The site has been popular with local picnickers since the nineteenth century, when it was known as Cathedral Gulch. During the 1920s, its dramatic landscape provided a background for open-air plays and annual Easter ceremonies. Governor James Scrugham began acquiring and setting aside the area for preservation in 1924. It subsequently became one of the four original Nevada state parks created in 1935. Members of the Civilian Conservation Corps built picnicking facilities that are still in use as well as a stone water tower and stone restroom which are no longer in operation.

Natural features


The park sits at an elevation of 4,800 feet (1,500 m) above sea level, and is typically arid with semi-hot summers, and very cold winters. In the summer, temperatures range roughly from 95 °F (35 °C) in midday to 55 °F (13 °C) at night.

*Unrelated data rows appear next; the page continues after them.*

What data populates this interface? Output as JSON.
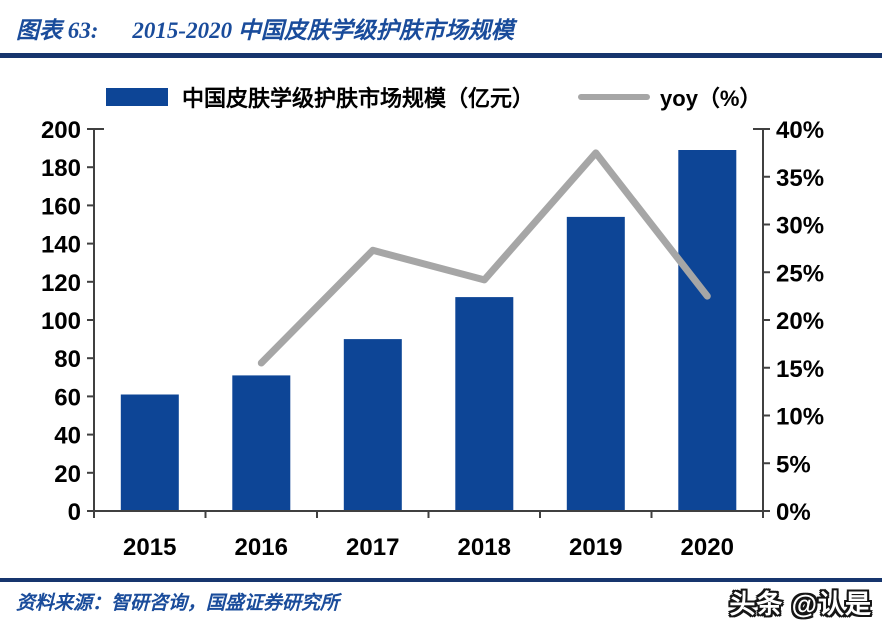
{
  "header": {
    "figure_label": "图表 63:",
    "title": "2015-2020 中国皮肤学级护肤市场规模"
  },
  "legend": {
    "bar_label": "中国皮肤学级护肤市场规模（亿元）",
    "line_label": "yoy（%）"
  },
  "chart_data": {
    "type": "combo",
    "categories": [
      "2015",
      "2016",
      "2017",
      "2018",
      "2019",
      "2020"
    ],
    "series": [
      {
        "name": "中国皮肤学级护肤市场规模（亿元）",
        "type": "bar",
        "axis": "left",
        "color": "#0D4596",
        "values": [
          61,
          71,
          90,
          112,
          154,
          189
        ]
      },
      {
        "name": "yoy（%）",
        "type": "line",
        "axis": "right",
        "color": "#A6A6A6",
        "values": [
          null,
          15.5,
          27.3,
          24.2,
          37.5,
          22.5
        ]
      }
    ],
    "left_axis": {
      "min": 0,
      "max": 200,
      "step": 20,
      "tick_labels": [
        "0",
        "20",
        "40",
        "60",
        "80",
        "100",
        "120",
        "140",
        "160",
        "180",
        "200"
      ]
    },
    "right_axis": {
      "min": 0,
      "max": 40,
      "step": 5,
      "tick_labels": [
        "0%",
        "5%",
        "10%",
        "15%",
        "20%",
        "25%",
        "30%",
        "35%",
        "40%"
      ]
    },
    "grid": false,
    "legend_position": "top"
  },
  "footer": {
    "source": "资料来源：智研咨询，国盛证券研究所",
    "watermark": "头条 @认是"
  },
  "colors": {
    "bar_blue": "#0D4596",
    "line_gray": "#A6A6A6",
    "title_blue": "#1A4C9B",
    "rule_navy": "#16356D",
    "axis_ink": "#404040"
  }
}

Rainfall is variable and thunderstorms prevalent.


A majority of Meadow Valley (which lies along U.S. Route 93 from the towns of Caliente to Panaca) was covered by a freshwater lake nearly 1 million years ago during the Pliocene Era. The richly colored canyons of Cathedral Gorge (called the Panaca Formation) are remnants of this ancient lakebed. Over centuries, the lake began to gradually drain. Erosion began working away at the exposed portions of sediment and gravel that once composed the lake bottom. Rainwater and melting snow carved rivulets in the soft siltstone and clay shale, splitting tiny cracks and fissures into larger and larger gullies and canyons.

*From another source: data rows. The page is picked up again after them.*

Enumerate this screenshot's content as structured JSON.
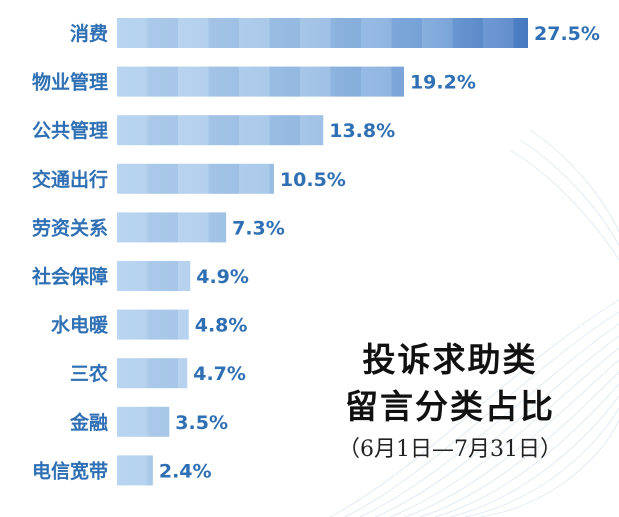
{
  "chart_data": {
    "type": "bar",
    "orientation": "horizontal",
    "categories": [
      "消费",
      "物业管理",
      "公共管理",
      "交通出行",
      "劳资关系",
      "社会保障",
      "水电暖",
      "三农",
      "金融",
      "电信宽带"
    ],
    "values": [
      27.5,
      19.2,
      13.8,
      10.5,
      7.3,
      4.9,
      4.8,
      4.7,
      3.5,
      2.4
    ],
    "value_labels": [
      "27.5%",
      "19.2%",
      "13.8%",
      "10.5%",
      "7.3%",
      "4.9%",
      "4.8%",
      "4.7%",
      "3.5%",
      "2.4%"
    ],
    "unit": "%",
    "xlim": [
      0,
      27.5
    ],
    "grid": false,
    "legend": "none"
  },
  "title": {
    "line1": "投诉求助类",
    "line2": "留言分类占比",
    "subtitle": "（6月1日—7月31日）"
  },
  "colors": {
    "label": "#2f6fb3",
    "bar_light": "#b9d5f0",
    "bar_dark": "#4a7cc4",
    "title": "#111111"
  }
}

Cathedral Gorge panorama in the Canyon Caves area


In areas below the eroded escarpment (dubbed the "Badland") it is difficult for plant life to take root in the constantly eroding clay. However, away from the clay, the park's diverse soil types allow various plant associations to grow. Fragile sand dunes are held firm thanks to a wide array of wildflowers and grasses, such as dune primroses and Indian ricegrass. Within the valley center, clay, sand, and gravel have melded to form a rich, granulated soil that encourages the growth of the following species: narrowleaf yucca, juniper trees, barberry sagebrush, greasewood, white sage, shadscale, four-winged saltbush. Rabbitbrush finds sanctuary in disturbed areas, such as roadsides and walkways. Very few species of cactus can tolerate the climate in Cathedral Gorge, where temperatures in winter can fall below freezing, and rise above 100 °F (38 °C) in summer. Other trees, not native to the park, have been planted around the campground to provide shade.

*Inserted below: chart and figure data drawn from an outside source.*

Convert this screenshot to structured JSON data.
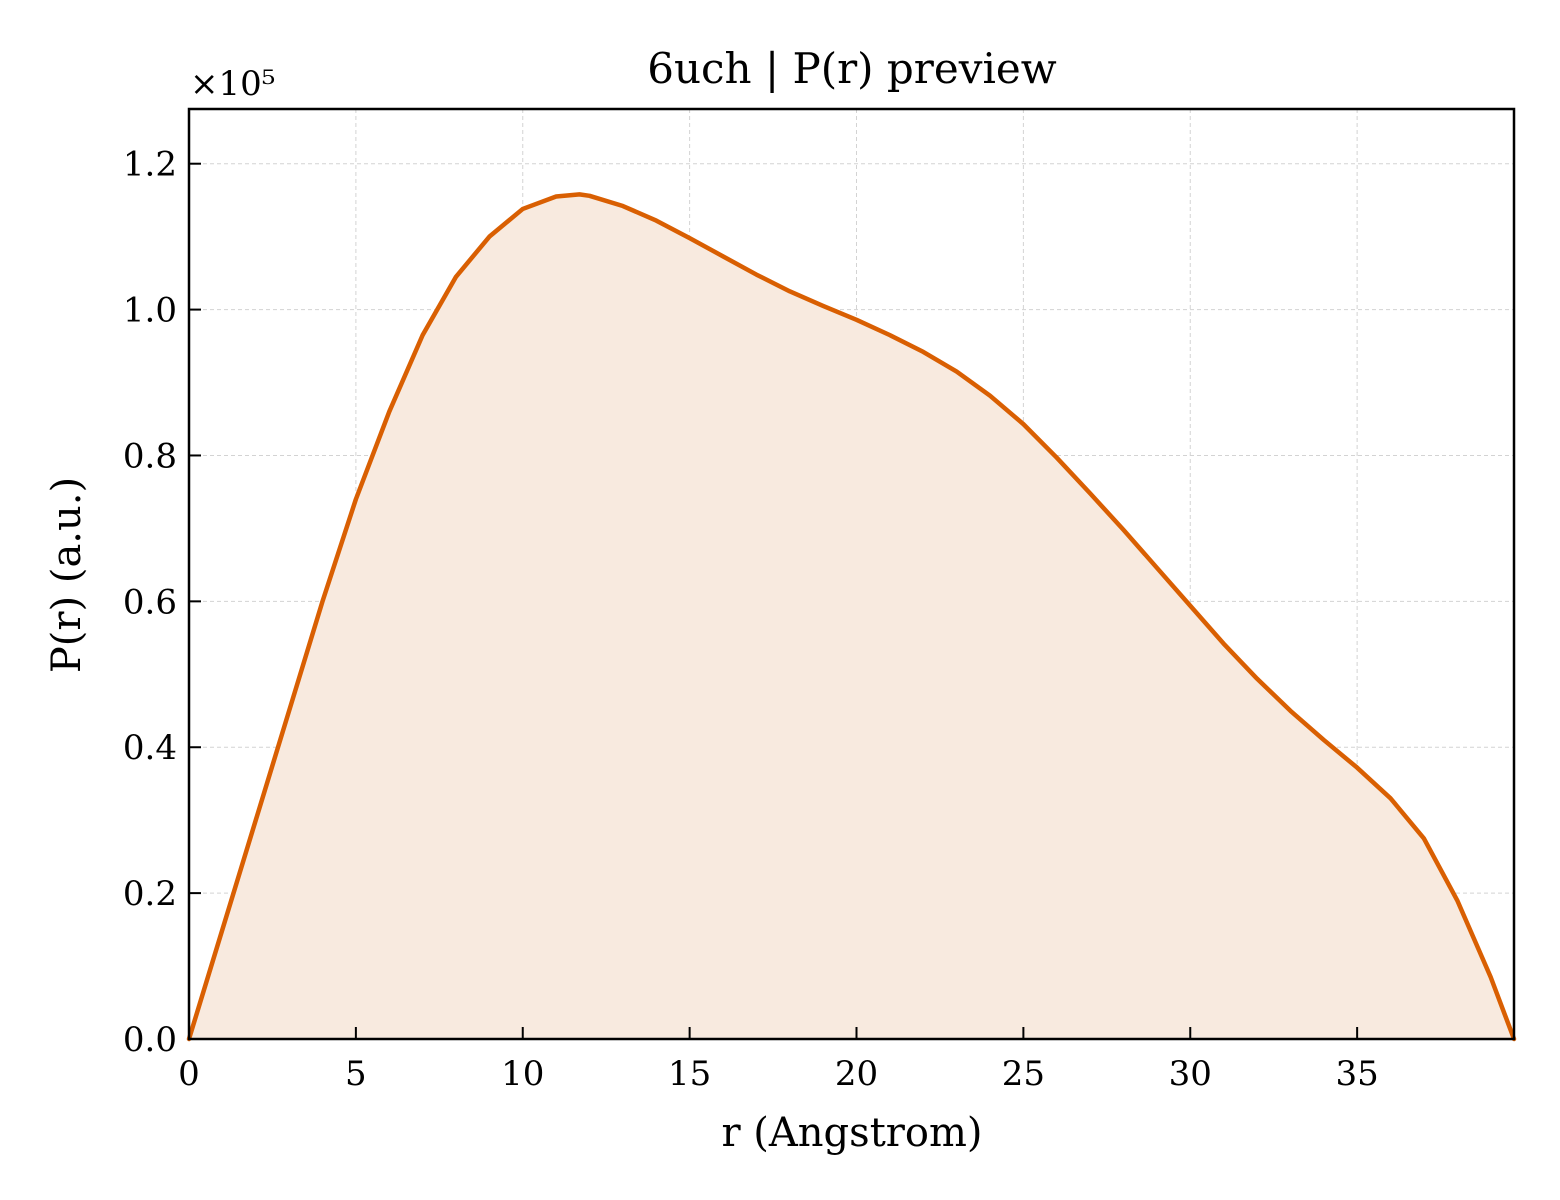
{
  "chart_data": {
    "type": "area",
    "title": "6uch | P(r) preview",
    "xlabel": "r (Angstrom)",
    "ylabel": "P(r) (a.u.)",
    "y_multiplier": "×10⁵",
    "xlim": [
      0,
      39.7
    ],
    "ylim": [
      0,
      1.275
    ],
    "x_ticks": [
      0,
      5,
      10,
      15,
      20,
      25,
      30,
      35
    ],
    "y_ticks": [
      0.0,
      0.2,
      0.4,
      0.6,
      0.8,
      1.0,
      1.2
    ],
    "grid": true,
    "colors": {
      "line": "#d95f02",
      "fill": "#f8eadf"
    },
    "series": [
      {
        "x": [
          0,
          1,
          2,
          3,
          4,
          5,
          6,
          7,
          8,
          9,
          10,
          11,
          11.7,
          12,
          13,
          14,
          15,
          16,
          17,
          18,
          19,
          20,
          21,
          22,
          23,
          24,
          25,
          26,
          27,
          28,
          29,
          30,
          31,
          32,
          33,
          34,
          35,
          36,
          37,
          38,
          39,
          39.7
        ],
        "y": [
          0.0,
          0.15,
          0.3,
          0.45,
          0.6,
          0.74,
          0.86,
          0.965,
          1.045,
          1.1,
          1.138,
          1.155,
          1.158,
          1.156,
          1.142,
          1.122,
          1.098,
          1.073,
          1.048,
          1.025,
          1.005,
          0.986,
          0.965,
          0.942,
          0.915,
          0.882,
          0.843,
          0.797,
          0.748,
          0.698,
          0.646,
          0.594,
          0.542,
          0.494,
          0.45,
          0.41,
          0.372,
          0.33,
          0.275,
          0.19,
          0.085,
          0.0
        ]
      }
    ]
  }
}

Small mammals form a majority of the park's animal population: black-tailed jackrabbits, cottontail rabbits, coyotes, gophers, kangaroo rats, kit foxes, mice, and skunks. Deer can be observed infrequently near Miller Point during the late fall and winter. Birds are seen frequently around camp areas and near dense patches of shrubs. The natives include blackbirds, black-throated sparrows, finches, American kestrels, small hawks, ravens, roadrunners, American robins, sapsuckers, and introduced European starlings. Migratory birds include bluebirds, cedar waxwings, hummingbirds, and warblers. Various species of non-poisonous snakes and lizards are abundant. In the summer, the Great Basin rattlesnake may be spotted.

Activities and amenities

Known locally as "caves," the park's extremely narrow slot canyons were cut from the mud that lay at the bottom of the lake millions of years ago. Explorers can crawl through tunnels to discover hidden chambers in the network of canyons which offer some coolness in the summer heat.

Park trails
Trail Length
(one-way, unless loop)
Bullionville Trail 0.2 miles (0.3 km) Easy walk from visitor center to Bullionville Cemetery
Nature Loop 0.5 miles (0.8 km) Leads from campground to slot canyons in the day-use area, crossing two washes; interprative nature signs
Juniper Draw Loop 3 miles (4.8 km) Flat, sandy loop following formations around the valley floor
Miller Point Trail 1 mile (1.6 km) Moderate canyon trail with stairs to Miller Point
Eagle Point Trail 0.8 miles (1.3 km) Follows a ridge line to a bird’s-eye view of the entire park
New Ridge-line Trail 4.2 miles (6.8 km) Splits from the Juniper Draw Trail, winds through formations, then follows the ridge-line around the park

Park facilities include a 22-site campground, ADA-accessible sites, group use area, restrooms and showers. A regional visitor center at the park entrance has interpretive displays and information about other parks in the area.